As with all genomic tests, the Breast Recurrence Score® test is performed on the tumor tissue that’s already been removed from your breast during your surgery or biopsy.
Once it has arrived at the Exact Sciences lab,* the tissue undergoes the genomic Breast Recurrence Score test to measure the activity of cancer-related genes that are in your tumor tissue. The activity of these genes can provide important information about how your specific tumor might behave in the future, including:
- How likely your tumor is to return
- How likely your tumor is to spread to other parts of your body
- How likely your tumor will respond to chemotherapy
Talking to your doctor about the Breast Recurrence Score test
Like other lab tests, the Breast Recurrence Score test must be ordered by a licensed healthcare provider (like your doctor).

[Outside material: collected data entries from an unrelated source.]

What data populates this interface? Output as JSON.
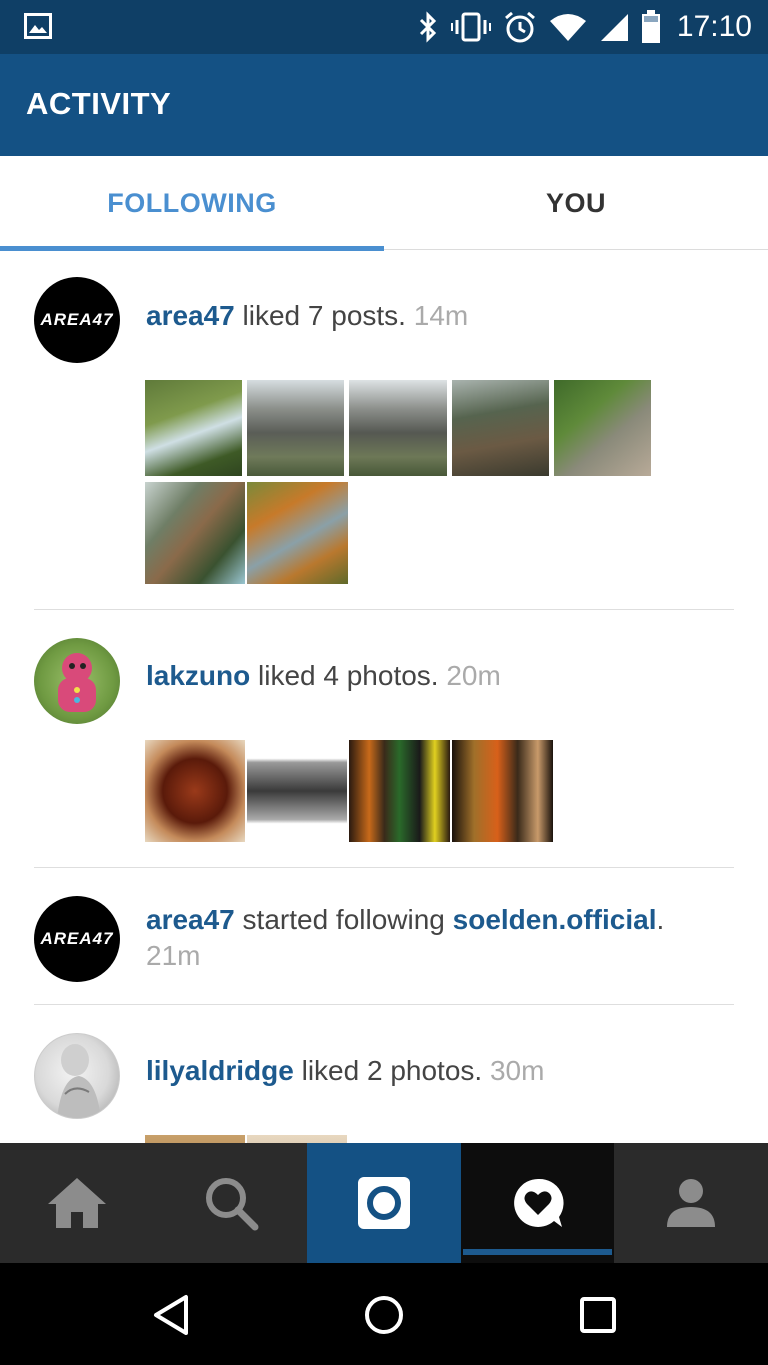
{
  "status_bar": {
    "time": "17:10",
    "icons": [
      "image-icon",
      "bluetooth-icon",
      "vibrate-icon",
      "alarm-icon",
      "wifi-icon",
      "signal-icon",
      "battery-icon"
    ]
  },
  "app_bar": {
    "title": "ACTIVITY"
  },
  "tabs": [
    {
      "label": "FOLLOWING",
      "active": true
    },
    {
      "label": "YOU",
      "active": false
    }
  ],
  "feed": [
    {
      "user": "area47",
      "action": " liked 7 posts.",
      "time": "14m",
      "avatar": "area47-logo",
      "avatar_text": "AREA47",
      "thumbnails": 7
    },
    {
      "user": "lakzuno",
      "action": " liked 4 photos.",
      "time": "20m",
      "avatar": "gingerbread-toy",
      "thumbnails": 4
    },
    {
      "user": "area47",
      "action": " started following ",
      "target": "soelden.official",
      "suffix": ".",
      "time": "21m",
      "avatar": "area47-logo",
      "avatar_text": "AREA47"
    },
    {
      "user": "lilyaldridge",
      "action": " liked 2 photos.",
      "time": "30m",
      "avatar": "portrait-photo"
    }
  ],
  "bottom_nav": {
    "items": [
      "home-icon",
      "search-icon",
      "camera-icon",
      "activity-heart-icon",
      "profile-icon"
    ],
    "active": "activity-heart-icon"
  },
  "system_nav": {
    "items": [
      "back-icon",
      "home-circle-icon",
      "recents-icon"
    ]
  },
  "colors": {
    "status_bar": "#0f3f66",
    "app_bar": "#145184",
    "tab_active": "#4a8fd0",
    "username": "#1d5a8e",
    "timestamp": "#aaaaaa"
  }
}
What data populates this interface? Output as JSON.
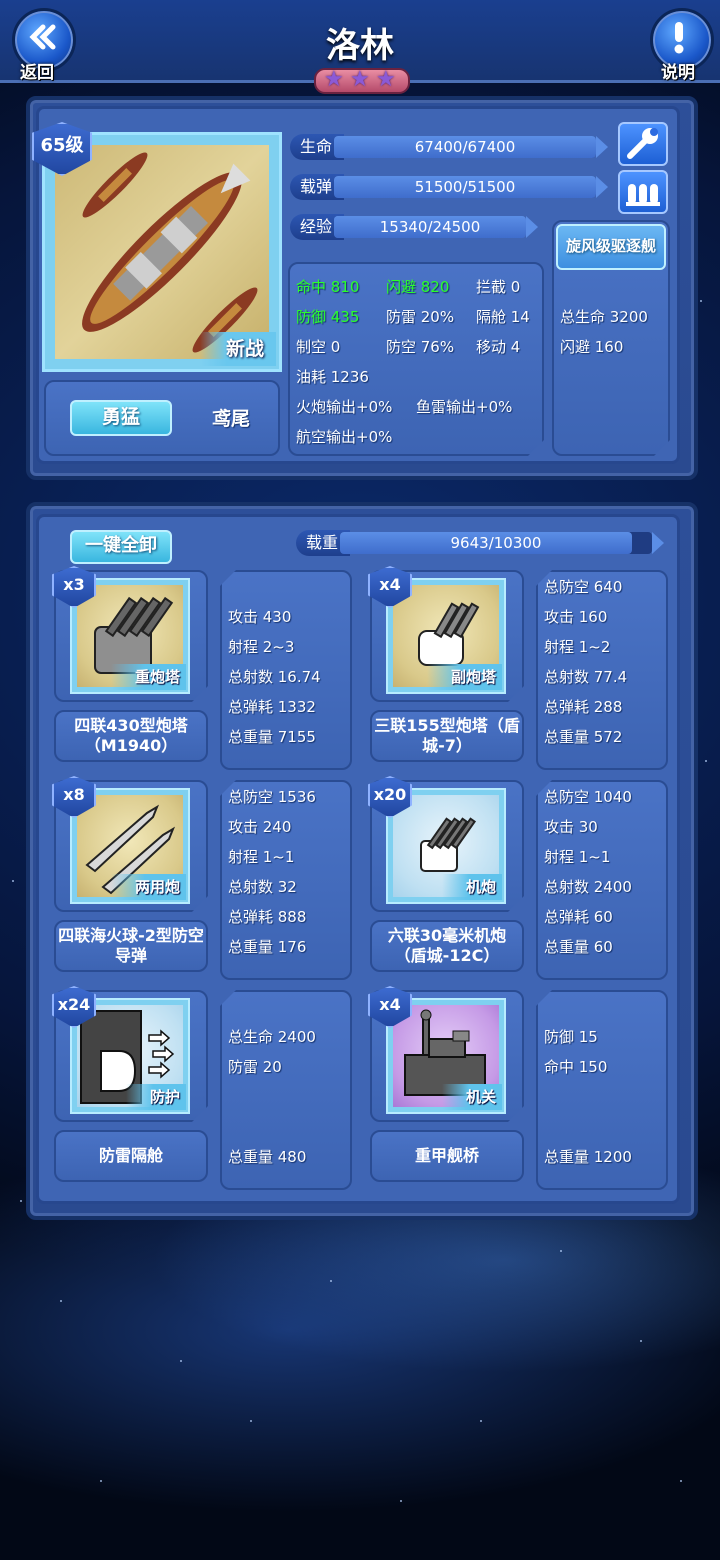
{
  "header": {
    "back_label": "返回",
    "help_label": "说明",
    "ship_name": "洛林",
    "stars": 3
  },
  "ship": {
    "level": "65级",
    "tag": "新战",
    "bars": [
      {
        "label": "生命",
        "text": "67400/67400",
        "fill": 1.0
      },
      {
        "label": "载弹",
        "text": "51500/51500",
        "fill": 1.0
      },
      {
        "label": "经验",
        "text": "15340/24500",
        "fill": 0.626
      }
    ],
    "stats": {
      "hit": "命中 810",
      "evasion": "闪避 820",
      "intercept": "拦截 0",
      "defense": "防御 435",
      "torpedo_def": "防雷 20%",
      "bulkhead": "隔舱 14",
      "air_control": "制空 0",
      "aa": "防空 76%",
      "move": "移动 4",
      "fuel": "油耗 1236",
      "gun_output": "火炮输出+0%",
      "torpedo_output": "鱼雷输出+0%",
      "air_output": "航空输出+0%"
    },
    "tabs": {
      "active": "勇猛",
      "inactive": "鸢尾"
    },
    "escort": {
      "name": "旋风级驱逐舰",
      "hp": "总生命 3200",
      "evasion": "闪避 160"
    }
  },
  "loadout": {
    "unload_all": "一键全卸",
    "weight_label": "载重",
    "weight_text": "9643/10300",
    "weight_fill": 0.936,
    "items": [
      {
        "count": "x3",
        "tag": "重炮塔",
        "name": "四联430型炮塔（M1940）",
        "stats": [
          "攻击 430",
          "射程 2~3",
          "总射数 16.74",
          "总弹耗 1332",
          "总重量 7155"
        ]
      },
      {
        "count": "x4",
        "tag": "副炮塔",
        "name": "三联155型炮塔（盾城-7）",
        "stats": [
          "总防空 640",
          "攻击 160",
          "射程 1~2",
          "总射数 77.4",
          "总弹耗 288",
          "总重量 572"
        ]
      },
      {
        "count": "x8",
        "tag": "两用炮",
        "name": "四联海火球-2型防空导弹",
        "stats": [
          "总防空 1536",
          "攻击 240",
          "射程 1~1",
          "总射数 32",
          "总弹耗 888",
          "总重量 176"
        ]
      },
      {
        "count": "x20",
        "tag": "机炮",
        "name": "六联30毫米机炮（盾城-12C）",
        "stats": [
          "总防空 1040",
          "攻击 30",
          "射程 1~1",
          "总射数 2400",
          "总弹耗 60",
          "总重量 60"
        ]
      },
      {
        "count": "x24",
        "tag": "防护",
        "name": "防雷隔舱",
        "stats": [
          "总生命 2400",
          "防雷 20",
          "总重量 480"
        ]
      },
      {
        "count": "x4",
        "tag": "机关",
        "name": "重甲舰桥",
        "stats": [
          "防御 15",
          "命中 150",
          "总重量 1200"
        ]
      }
    ]
  },
  "colors": {
    "green_stat": "#2bff2b",
    "panel": "#2d4f99",
    "accent": "#39b6df"
  }
}
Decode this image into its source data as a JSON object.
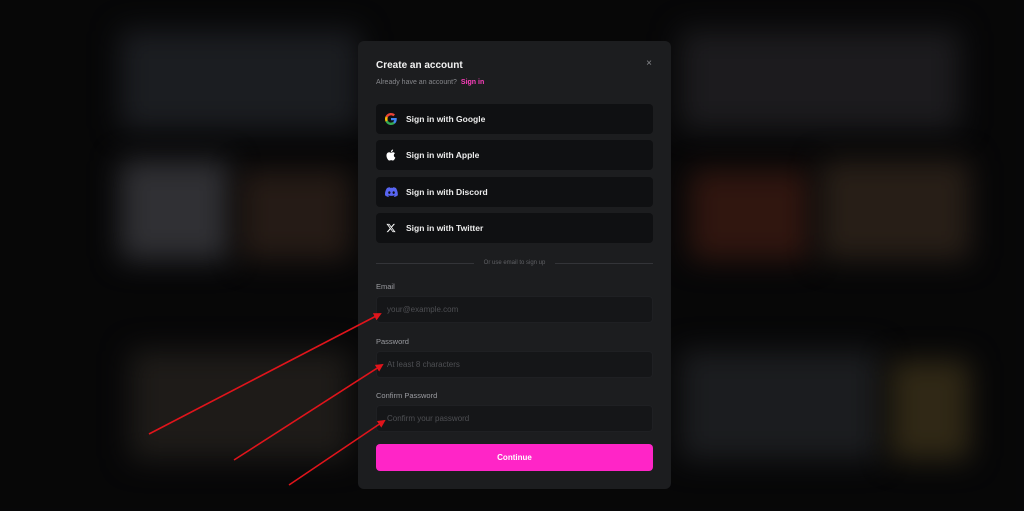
{
  "modal": {
    "title": "Create an account",
    "close_symbol": "×",
    "subtitle_text": "Already have an account?",
    "signin_link": "Sign in"
  },
  "social": [
    {
      "label": "Sign in with Google",
      "icon": "google-icon"
    },
    {
      "label": "Sign in with Apple",
      "icon": "apple-icon"
    },
    {
      "label": "Sign in with Discord",
      "icon": "discord-icon"
    },
    {
      "label": "Sign in with Twitter",
      "icon": "x-twitter-icon"
    }
  ],
  "divider_text": "Or use email to sign up",
  "form": {
    "email": {
      "label": "Email",
      "placeholder": "your@example.com",
      "value": ""
    },
    "password": {
      "label": "Password",
      "placeholder": "At least 8 characters",
      "value": ""
    },
    "confirm": {
      "label": "Confirm Password",
      "placeholder": "Confirm your password",
      "value": ""
    }
  },
  "continue_label": "Continue",
  "colors": {
    "accent": "#ff25c7",
    "link": "#ff3fbe",
    "annotation_arrow": "#e0141b",
    "modal_bg": "#1c1d1f"
  }
}
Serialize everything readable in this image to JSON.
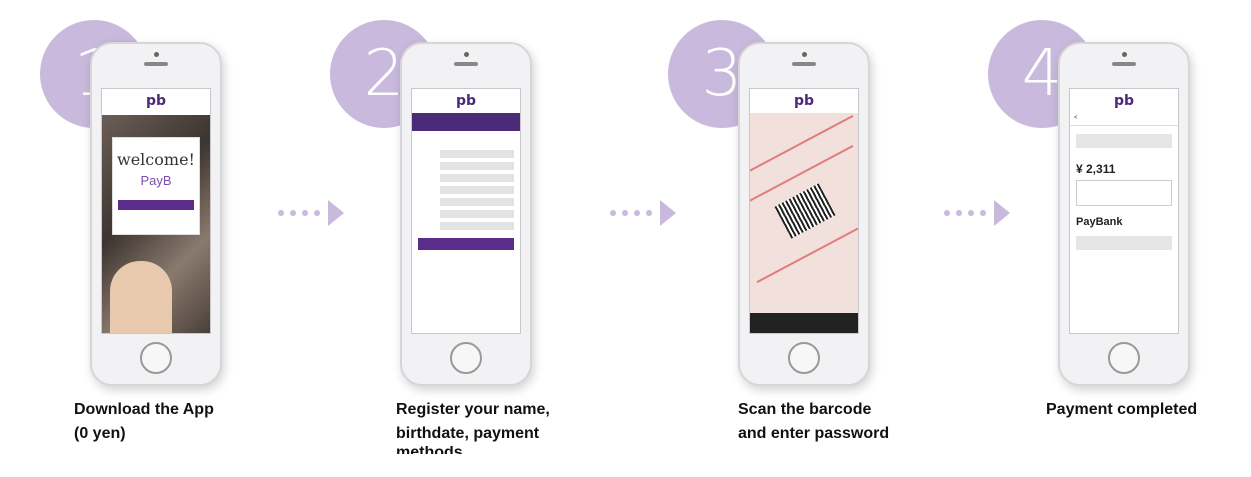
{
  "steps": [
    {
      "number": "1",
      "caption_line1": "Download the App",
      "caption_line2": "(0 yen)",
      "caption_line3": ""
    },
    {
      "number": "2",
      "caption_line1": "Register your name,",
      "caption_line2": "birthdate, payment",
      "caption_line3": "methods"
    },
    {
      "number": "3",
      "caption_line1": "Scan the barcode",
      "caption_line2": "and enter password",
      "caption_line3": ""
    },
    {
      "number": "4",
      "caption_line1": "Payment completed",
      "caption_line2": "",
      "caption_line3": ""
    }
  ],
  "screens": {
    "logo": "pb",
    "welcome": "welcome!",
    "brand": "PayB",
    "amount": "¥ 2,311",
    "bank": "PayBank"
  },
  "colors": {
    "accent": "#c9b9dc",
    "brand": "#4b2a78"
  }
}
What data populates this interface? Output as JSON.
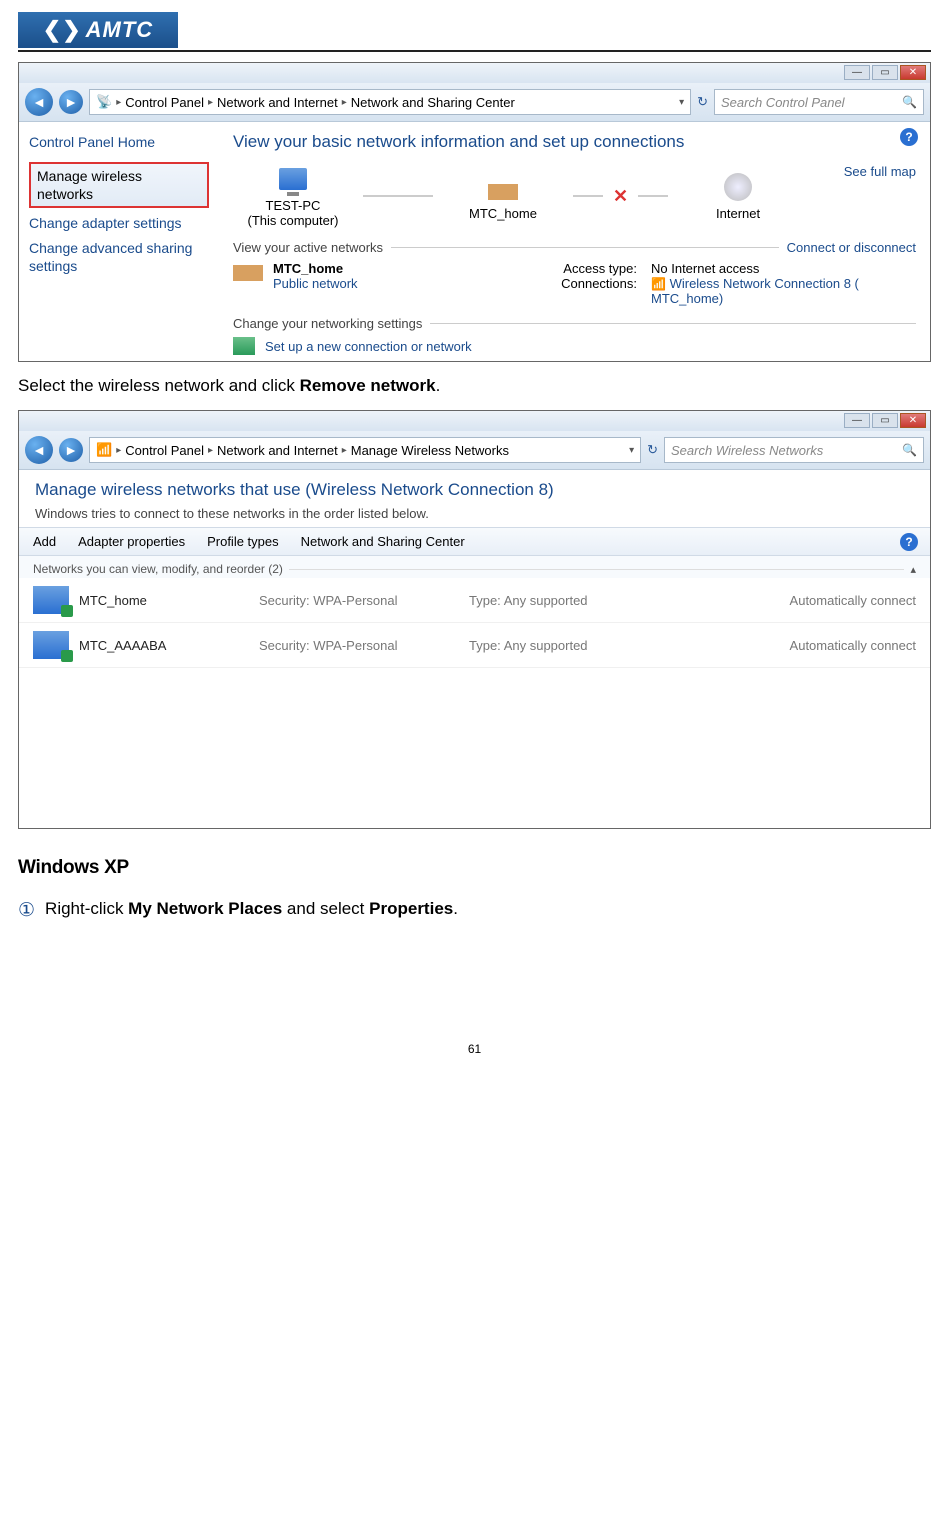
{
  "brand": "AMTC",
  "page_number": "61",
  "instruction1_pre": "Select the wireless network and click ",
  "instruction1_bold": "Remove network",
  "instruction1_post": ".",
  "section_heading": "Windows XP",
  "step1_num": "①",
  "step1_pre": "Right-click ",
  "step1_b1": "My Network Places",
  "step1_mid": " and select ",
  "step1_b2": "Properties",
  "step1_post": ".",
  "s1": {
    "breadcrumb": [
      "Control Panel",
      "Network and Internet",
      "Network and Sharing Center"
    ],
    "search_placeholder": "Search Control Panel",
    "sidebar": {
      "home": "Control Panel Home",
      "links": [
        "Manage wireless networks",
        "Change adapter settings",
        "Change advanced sharing settings"
      ]
    },
    "main_title": "View your basic network information and set up connections",
    "see_full_map": "See full map",
    "nodes": {
      "pc_name": "TEST-PC",
      "pc_sub": "(This computer)",
      "mid": "MTC_home",
      "internet": "Internet"
    },
    "active_label": "View your active networks",
    "connect_link": "Connect or disconnect",
    "active": {
      "name": "MTC_home",
      "type": "Public network",
      "access_label": "Access type:",
      "access_value": "No Internet access",
      "conn_label": "Connections:",
      "conn_value": "Wireless Network Connection 8 (  MTC_home)"
    },
    "change_label": "Change your networking settings",
    "setup_link": "Set up a new connection or network"
  },
  "s2": {
    "breadcrumb": [
      "Control Panel",
      "Network and Internet",
      "Manage Wireless Networks"
    ],
    "search_placeholder": "Search Wireless Networks",
    "title": "Manage wireless networks that use (Wireless Network Connection 8)",
    "subtitle": "Windows tries to connect to these networks in the order listed below.",
    "toolbar": [
      "Add",
      "Adapter properties",
      "Profile types",
      "Network and Sharing Center"
    ],
    "group_label": "Networks you can view, modify, and reorder (2)",
    "cols": {
      "sec": "Security:",
      "type": "Type:"
    },
    "rows": [
      {
        "name": "MTC_home",
        "security": "WPA-Personal",
        "type": "Any supported",
        "mode": "Automatically connect"
      },
      {
        "name": "MTC_AAAABA",
        "security": "WPA-Personal",
        "type": "Any supported",
        "mode": "Automatically connect"
      }
    ]
  }
}
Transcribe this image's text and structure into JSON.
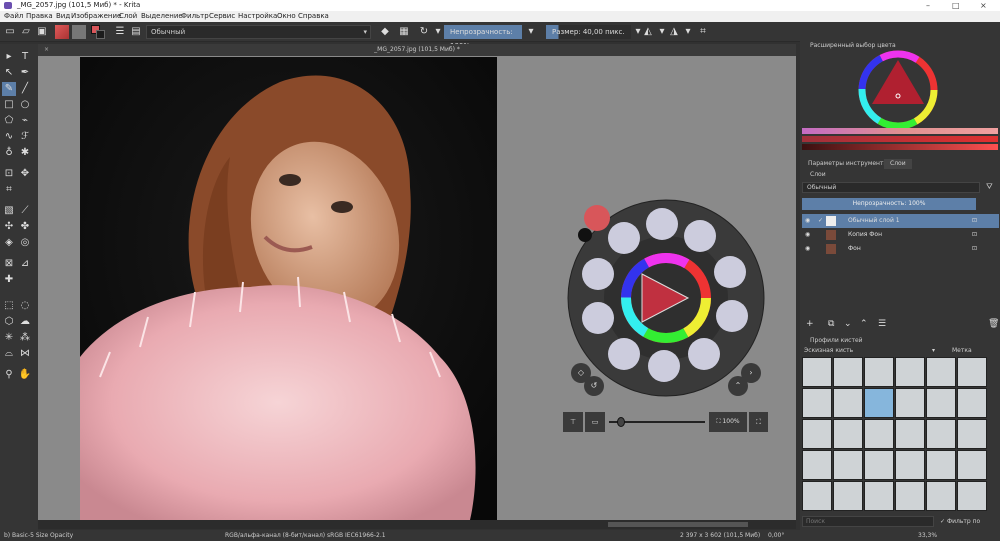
{
  "window": {
    "title": "_MG_2057.jpg (101,5 Миб) * - Krita"
  },
  "menu": [
    "Файл",
    "Правка",
    "Вид",
    "Изображение",
    "Слой",
    "Выделение",
    "Фильтр",
    "Сервис",
    "Настройка",
    "Окно",
    "Справка"
  ],
  "toolbar": {
    "blend_mode": "Обычный",
    "opacity_label": "Непрозрачность: 100%",
    "size_label": "Размер: 40,00 пикс.",
    "fg_color": "#d8565a",
    "bg_color": "#1c1c1c"
  },
  "document": {
    "tab_title": "_MG_2057.jpg (101,5 Миб) *"
  },
  "popup_palette": {
    "zoom_label": "100%",
    "fg_color": "#d8565a"
  },
  "color_selector": {
    "title": "Расширенный выбор цвета"
  },
  "tool_options_tabs": [
    "Параметры инструмента",
    "Слои"
  ],
  "layers": {
    "title": "Слои",
    "blend_mode": "Обычный",
    "opacity_label": "Непрозрачность: 100%",
    "items": [
      {
        "name": "Обычный слой 1",
        "selected": true
      },
      {
        "name": "Копия Фон",
        "selected": false
      },
      {
        "name": "Фон",
        "selected": false
      }
    ]
  },
  "brush_presets": {
    "title": "Профили кистей",
    "current_tag": "Эскизная кисть",
    "tag_label": "Метка",
    "search_placeholder": "Поиск",
    "filter_label": "Фильтр по метке"
  },
  "status": {
    "brush": "b) Basic-5 Size Opacity",
    "colorspace": "RGB/альфа-канал (8-бит/канал)  sRGB IEC61966-2.1",
    "dimensions": "2 397 х 3 602 (101,5 Миб)",
    "rotation": "0,00°",
    "zoom": "33,3%"
  }
}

However, the decision of whether you should have the Breast Recurrence Score test is one that you and your doctor make together.
You may want to ask your doctor the following questions:
- What anatomic stage is my breast cancer, and what are the chances of my cancer coming back after surgery?
- Is my breast cancer hormone receptor-positive (HR+)?
- What are my treatment options? What do you suggest for me and why?
- What are the benefits of each treatment option? What are the drawbacks/side effects of each one?
- How long do side effects of each treatment option last? Do they go away once treatment is complete?
- Is it okay to wait a few weeks to consider my treatment plan options before I have to make a decision about treatment?
- Am I a candidate for the Breast Recurrence Score test?
- If I am a candidate for the Breast Recurrence Score test, how could we use the test results to develop my treatment plan?
- How can I get a copy of my pathology report and my Breast Recurrence Score test report?
“Someone said to me “You have to trust science. You have to trust people.” So, I followed this advice and put my trust in my doctor, who trusts the science of the Oncotype® DX test, which said I will not benefit from chemotherapy. I have to trust somebody, and I’m glad I did.”